E aqui estamos nós, no lugar mais estupidificador que há: a escola pública.
Só consigo suportar tudo isso bêbado. Não há outra forma. O juízo de um homem sensato se esfarela em meio a toda essa balbúrdia de mequetrefes...
— Ei Augusto! Tá sumido hein. — diz um garoto de quinze anos que sempre me enche o saco porque certa vez eu estava bêbado e recitei poemas anarquistas na sala para todos ouvirem enquanto a minha integridade descia ladeira abaixo...

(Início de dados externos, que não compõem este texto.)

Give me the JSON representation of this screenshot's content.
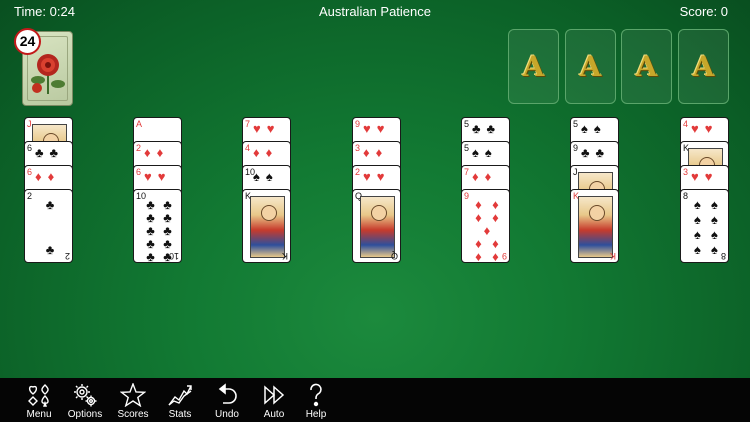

Aprendo mais sobre a vida sentado observando pombos num banco de praça. Mas agora estou sentado na primeira carteira da porra da sala. Ah! Como sou comportado! Como sou bom aluno! Vejam só, queridos professores, querida humanidade: estou anotado a matéria toda; que bonitinho, que bonitinho! Ah, então quer dizer que o seno de 30° é 1/2 ? Maravilha! Um dia isso vai salvar a minha vida! Ah, há! Ah, há há!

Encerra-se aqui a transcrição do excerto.